I liked that Karen was a complex woman, I always find that the most appealing thing in a script. She has obviously lived a difficult life and has been damaged by her past. She has lived with addiction and a devotion to a man who didn’t love her and, unsurprisingly, she isn’t a particularly nurturing mother. It is Karen who kick-starts this entire story; she gets it all rolling and she is such a great character – a woman of many faces who is beautifully written.
Were you pleased to be reunited with John Simm on this project?
I’ve known John since I was 16 and I have admired him as an actor since I first saw him in Human Traffic. He is one of those very rare, down-to-earth men who also happens to be an actor.
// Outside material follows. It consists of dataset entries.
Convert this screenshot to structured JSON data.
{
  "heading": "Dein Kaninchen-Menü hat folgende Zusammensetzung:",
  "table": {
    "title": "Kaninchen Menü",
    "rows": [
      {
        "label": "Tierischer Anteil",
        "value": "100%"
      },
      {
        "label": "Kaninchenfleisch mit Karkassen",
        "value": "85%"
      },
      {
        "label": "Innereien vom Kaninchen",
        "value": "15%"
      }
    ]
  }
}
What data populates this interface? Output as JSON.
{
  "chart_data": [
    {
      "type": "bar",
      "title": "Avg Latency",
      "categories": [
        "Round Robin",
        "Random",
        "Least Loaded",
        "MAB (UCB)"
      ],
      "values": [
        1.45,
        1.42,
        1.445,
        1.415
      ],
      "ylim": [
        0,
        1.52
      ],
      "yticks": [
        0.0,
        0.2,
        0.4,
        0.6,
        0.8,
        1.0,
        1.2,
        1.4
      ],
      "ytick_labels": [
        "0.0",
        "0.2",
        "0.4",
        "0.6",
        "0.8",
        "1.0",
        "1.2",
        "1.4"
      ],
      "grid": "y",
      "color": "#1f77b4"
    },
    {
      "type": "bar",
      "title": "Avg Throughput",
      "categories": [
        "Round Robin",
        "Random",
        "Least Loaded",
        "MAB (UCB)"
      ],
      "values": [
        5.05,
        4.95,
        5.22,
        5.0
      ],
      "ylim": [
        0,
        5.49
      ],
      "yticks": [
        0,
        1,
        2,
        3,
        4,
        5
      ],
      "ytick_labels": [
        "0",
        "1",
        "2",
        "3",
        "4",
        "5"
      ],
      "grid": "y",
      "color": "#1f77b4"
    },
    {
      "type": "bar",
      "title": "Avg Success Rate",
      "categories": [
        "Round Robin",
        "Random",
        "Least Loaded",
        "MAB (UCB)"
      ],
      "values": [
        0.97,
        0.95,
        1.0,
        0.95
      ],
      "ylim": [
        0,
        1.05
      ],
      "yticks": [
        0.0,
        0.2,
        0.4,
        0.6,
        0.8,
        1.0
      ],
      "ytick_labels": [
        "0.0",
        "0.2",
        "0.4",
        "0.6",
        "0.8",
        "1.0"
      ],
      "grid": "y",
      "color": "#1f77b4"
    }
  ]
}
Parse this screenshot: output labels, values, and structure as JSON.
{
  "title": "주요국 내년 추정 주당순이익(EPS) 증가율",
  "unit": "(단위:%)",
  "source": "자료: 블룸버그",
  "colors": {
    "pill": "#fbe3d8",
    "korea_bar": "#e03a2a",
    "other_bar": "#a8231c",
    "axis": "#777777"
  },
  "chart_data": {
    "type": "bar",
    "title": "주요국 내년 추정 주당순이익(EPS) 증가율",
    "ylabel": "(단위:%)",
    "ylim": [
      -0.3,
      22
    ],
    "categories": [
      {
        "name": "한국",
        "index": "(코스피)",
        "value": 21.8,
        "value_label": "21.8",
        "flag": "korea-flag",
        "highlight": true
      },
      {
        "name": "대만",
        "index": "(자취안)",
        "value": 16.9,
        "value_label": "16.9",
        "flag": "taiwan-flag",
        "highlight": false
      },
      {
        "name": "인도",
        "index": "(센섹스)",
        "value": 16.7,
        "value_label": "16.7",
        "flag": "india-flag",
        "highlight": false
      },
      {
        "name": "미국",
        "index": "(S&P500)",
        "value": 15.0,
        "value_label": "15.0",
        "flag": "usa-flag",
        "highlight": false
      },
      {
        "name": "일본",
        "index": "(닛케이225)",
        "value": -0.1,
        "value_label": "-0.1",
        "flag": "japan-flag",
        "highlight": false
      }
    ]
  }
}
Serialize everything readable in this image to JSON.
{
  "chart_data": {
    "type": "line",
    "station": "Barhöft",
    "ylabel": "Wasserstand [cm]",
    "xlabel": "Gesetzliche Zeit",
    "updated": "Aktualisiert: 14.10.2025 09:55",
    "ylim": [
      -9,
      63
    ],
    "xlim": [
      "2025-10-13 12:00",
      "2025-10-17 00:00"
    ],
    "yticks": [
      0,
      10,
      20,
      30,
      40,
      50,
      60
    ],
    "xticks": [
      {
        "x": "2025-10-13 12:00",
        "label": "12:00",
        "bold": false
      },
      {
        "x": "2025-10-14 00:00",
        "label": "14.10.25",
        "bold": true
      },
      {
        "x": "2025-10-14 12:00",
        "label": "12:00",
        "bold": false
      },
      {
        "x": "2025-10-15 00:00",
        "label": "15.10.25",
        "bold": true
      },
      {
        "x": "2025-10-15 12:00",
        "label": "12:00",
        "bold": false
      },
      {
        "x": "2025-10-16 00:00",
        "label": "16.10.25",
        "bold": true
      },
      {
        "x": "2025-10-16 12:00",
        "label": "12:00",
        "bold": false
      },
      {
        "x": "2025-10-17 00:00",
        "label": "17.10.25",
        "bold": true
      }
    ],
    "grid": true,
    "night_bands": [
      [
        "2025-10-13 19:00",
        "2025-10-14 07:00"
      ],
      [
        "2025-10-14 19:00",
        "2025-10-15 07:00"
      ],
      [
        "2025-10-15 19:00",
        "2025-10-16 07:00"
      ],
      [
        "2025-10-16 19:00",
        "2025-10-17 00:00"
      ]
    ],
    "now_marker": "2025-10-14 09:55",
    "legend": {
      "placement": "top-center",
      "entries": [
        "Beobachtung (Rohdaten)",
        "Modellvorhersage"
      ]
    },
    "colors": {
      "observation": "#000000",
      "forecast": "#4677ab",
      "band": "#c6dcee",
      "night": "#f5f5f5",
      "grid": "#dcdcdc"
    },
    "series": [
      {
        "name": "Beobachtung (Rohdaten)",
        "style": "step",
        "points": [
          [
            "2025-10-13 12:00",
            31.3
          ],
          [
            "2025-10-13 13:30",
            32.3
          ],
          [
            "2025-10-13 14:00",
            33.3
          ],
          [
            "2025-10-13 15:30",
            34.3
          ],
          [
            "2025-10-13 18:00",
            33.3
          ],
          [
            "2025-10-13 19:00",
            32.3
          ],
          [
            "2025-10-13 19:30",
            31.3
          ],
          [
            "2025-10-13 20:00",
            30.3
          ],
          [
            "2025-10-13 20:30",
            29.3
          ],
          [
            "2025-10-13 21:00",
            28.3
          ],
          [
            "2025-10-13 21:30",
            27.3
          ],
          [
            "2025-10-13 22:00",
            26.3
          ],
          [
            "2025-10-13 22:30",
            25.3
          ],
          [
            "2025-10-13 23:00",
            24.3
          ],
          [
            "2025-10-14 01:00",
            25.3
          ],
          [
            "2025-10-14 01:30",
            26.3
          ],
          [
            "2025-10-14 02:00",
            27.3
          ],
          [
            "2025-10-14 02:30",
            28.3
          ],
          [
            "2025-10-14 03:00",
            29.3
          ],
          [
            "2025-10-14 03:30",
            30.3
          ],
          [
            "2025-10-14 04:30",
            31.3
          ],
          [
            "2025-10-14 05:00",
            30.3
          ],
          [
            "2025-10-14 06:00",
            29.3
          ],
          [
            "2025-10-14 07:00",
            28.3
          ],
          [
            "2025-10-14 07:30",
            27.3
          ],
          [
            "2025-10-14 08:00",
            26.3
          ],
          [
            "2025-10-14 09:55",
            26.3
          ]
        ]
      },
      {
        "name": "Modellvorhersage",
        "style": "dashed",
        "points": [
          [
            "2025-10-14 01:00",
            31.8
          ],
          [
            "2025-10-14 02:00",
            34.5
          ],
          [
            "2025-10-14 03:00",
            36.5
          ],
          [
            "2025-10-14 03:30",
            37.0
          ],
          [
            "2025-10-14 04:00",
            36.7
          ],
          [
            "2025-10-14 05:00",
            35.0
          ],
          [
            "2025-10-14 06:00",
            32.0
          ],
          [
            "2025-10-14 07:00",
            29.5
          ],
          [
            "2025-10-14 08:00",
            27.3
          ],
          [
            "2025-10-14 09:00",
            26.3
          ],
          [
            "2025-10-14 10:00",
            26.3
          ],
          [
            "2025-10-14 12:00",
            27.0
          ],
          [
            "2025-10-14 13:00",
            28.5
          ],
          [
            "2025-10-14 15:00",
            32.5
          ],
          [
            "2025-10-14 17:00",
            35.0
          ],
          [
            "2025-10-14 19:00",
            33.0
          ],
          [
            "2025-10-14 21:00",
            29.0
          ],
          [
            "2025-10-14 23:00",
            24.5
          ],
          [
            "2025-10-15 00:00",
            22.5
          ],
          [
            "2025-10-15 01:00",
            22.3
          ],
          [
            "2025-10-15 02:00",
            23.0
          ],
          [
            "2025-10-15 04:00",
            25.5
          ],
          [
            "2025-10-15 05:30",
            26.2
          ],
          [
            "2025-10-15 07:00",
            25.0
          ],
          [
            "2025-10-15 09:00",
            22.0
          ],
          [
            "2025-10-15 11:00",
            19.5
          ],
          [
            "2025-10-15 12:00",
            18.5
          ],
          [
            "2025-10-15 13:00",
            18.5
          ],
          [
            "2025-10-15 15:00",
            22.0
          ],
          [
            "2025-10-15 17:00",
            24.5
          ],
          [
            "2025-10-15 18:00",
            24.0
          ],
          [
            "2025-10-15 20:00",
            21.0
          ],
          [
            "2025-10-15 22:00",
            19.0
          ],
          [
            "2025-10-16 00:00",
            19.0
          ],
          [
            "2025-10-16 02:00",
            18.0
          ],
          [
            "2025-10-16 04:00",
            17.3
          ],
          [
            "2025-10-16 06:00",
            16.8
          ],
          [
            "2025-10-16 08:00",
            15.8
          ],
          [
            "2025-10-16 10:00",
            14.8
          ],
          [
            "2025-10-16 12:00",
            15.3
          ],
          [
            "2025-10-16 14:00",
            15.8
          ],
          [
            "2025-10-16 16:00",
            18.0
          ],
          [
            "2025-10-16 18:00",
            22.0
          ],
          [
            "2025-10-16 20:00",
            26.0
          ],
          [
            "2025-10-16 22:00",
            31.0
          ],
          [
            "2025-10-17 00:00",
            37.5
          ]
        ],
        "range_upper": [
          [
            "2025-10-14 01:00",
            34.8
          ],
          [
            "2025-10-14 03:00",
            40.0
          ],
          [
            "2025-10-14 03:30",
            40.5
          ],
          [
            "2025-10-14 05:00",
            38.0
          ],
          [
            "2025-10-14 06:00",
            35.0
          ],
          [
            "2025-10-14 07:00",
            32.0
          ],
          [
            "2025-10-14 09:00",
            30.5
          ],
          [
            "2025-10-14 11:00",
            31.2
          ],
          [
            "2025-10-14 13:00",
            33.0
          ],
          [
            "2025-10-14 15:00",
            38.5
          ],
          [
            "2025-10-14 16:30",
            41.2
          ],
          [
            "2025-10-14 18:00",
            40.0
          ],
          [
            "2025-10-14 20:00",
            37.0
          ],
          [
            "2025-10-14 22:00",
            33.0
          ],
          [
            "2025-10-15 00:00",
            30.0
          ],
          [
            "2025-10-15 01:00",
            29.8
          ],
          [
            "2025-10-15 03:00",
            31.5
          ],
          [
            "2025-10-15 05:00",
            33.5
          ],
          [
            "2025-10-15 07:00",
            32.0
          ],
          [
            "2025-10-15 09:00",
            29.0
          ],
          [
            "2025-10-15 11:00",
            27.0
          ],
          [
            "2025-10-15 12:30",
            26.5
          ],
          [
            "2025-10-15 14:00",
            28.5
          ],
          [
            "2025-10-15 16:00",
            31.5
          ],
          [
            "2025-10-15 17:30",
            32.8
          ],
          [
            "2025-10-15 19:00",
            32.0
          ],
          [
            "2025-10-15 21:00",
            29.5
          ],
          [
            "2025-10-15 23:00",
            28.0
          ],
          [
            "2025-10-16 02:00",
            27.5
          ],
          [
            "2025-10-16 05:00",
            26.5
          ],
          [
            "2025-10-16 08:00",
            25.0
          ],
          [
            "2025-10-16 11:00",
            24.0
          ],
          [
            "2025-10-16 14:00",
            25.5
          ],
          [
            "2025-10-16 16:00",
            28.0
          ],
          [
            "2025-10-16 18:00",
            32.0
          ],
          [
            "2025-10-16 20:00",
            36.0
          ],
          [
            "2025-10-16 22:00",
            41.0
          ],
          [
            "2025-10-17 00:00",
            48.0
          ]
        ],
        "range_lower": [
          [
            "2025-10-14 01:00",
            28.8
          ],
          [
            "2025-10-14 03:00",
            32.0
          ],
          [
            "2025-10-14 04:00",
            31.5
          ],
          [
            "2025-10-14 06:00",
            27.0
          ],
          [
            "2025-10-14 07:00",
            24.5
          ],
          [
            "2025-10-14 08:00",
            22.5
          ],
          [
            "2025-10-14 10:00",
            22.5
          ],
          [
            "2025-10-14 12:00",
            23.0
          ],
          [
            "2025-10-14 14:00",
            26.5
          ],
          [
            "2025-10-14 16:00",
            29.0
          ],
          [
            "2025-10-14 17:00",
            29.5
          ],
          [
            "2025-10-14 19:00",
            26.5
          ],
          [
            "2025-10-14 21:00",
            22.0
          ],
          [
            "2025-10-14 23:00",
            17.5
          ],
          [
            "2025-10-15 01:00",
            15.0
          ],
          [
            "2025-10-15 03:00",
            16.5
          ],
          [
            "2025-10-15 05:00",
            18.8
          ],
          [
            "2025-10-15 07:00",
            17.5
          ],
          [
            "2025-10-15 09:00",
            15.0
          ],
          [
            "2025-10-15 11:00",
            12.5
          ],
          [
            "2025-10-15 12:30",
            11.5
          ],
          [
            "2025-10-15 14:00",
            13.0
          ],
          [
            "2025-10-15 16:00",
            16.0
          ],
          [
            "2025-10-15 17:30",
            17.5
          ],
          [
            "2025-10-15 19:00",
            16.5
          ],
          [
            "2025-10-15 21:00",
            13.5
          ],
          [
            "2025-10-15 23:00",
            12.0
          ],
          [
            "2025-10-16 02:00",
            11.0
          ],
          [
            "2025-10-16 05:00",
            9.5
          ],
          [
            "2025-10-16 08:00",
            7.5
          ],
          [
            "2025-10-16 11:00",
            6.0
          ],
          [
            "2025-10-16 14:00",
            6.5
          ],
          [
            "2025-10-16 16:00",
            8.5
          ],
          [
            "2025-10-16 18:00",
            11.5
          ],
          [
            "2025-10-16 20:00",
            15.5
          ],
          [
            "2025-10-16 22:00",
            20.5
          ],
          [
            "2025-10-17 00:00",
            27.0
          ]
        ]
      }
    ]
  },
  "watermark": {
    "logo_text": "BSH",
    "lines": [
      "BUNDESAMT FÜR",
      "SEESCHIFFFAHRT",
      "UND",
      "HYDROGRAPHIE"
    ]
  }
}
He is a man before he is an actor which is something I always find really refreshing.
My character and John’s character share a volatile relationship in the drama: it’s sexy and aggressive, it’s loveless, but it is her passion. She lives to pursue this dead love, and it’s really tragic. John’s role is a brilliantly written part as well – he has this very important job as a politician but here we see him be vulnerable and make mistakes.
How did you find filming in London?
I have a love affair with London I can’t ever shake. It always impressed me so much growing up, and I have always felt so lucky to live and work here. There have been a lot of things recently that have made London feel more threatening than it has normally but I am behind it and I believe in the city. I am not going anywhere.
There are lots of things about London that blow my mind, that I can never get over. I am from a small town that looks totally different to London, so I was always shocked as a child how somewhere that was only 50 minutes down the motorway could be so different in culture, diversity and opportunity, and how it could contain so many different worlds, all coexisting. It still blows my mind.
This show encapsulates all of that. It shows London in all of its ugly truths and, at times, it feels very underworld even though these are things that are happening on our streets all the time at the moment. The drama is a controversial, state of the nation piece and also a thriller which, if written well, are two things which coexist beautifully.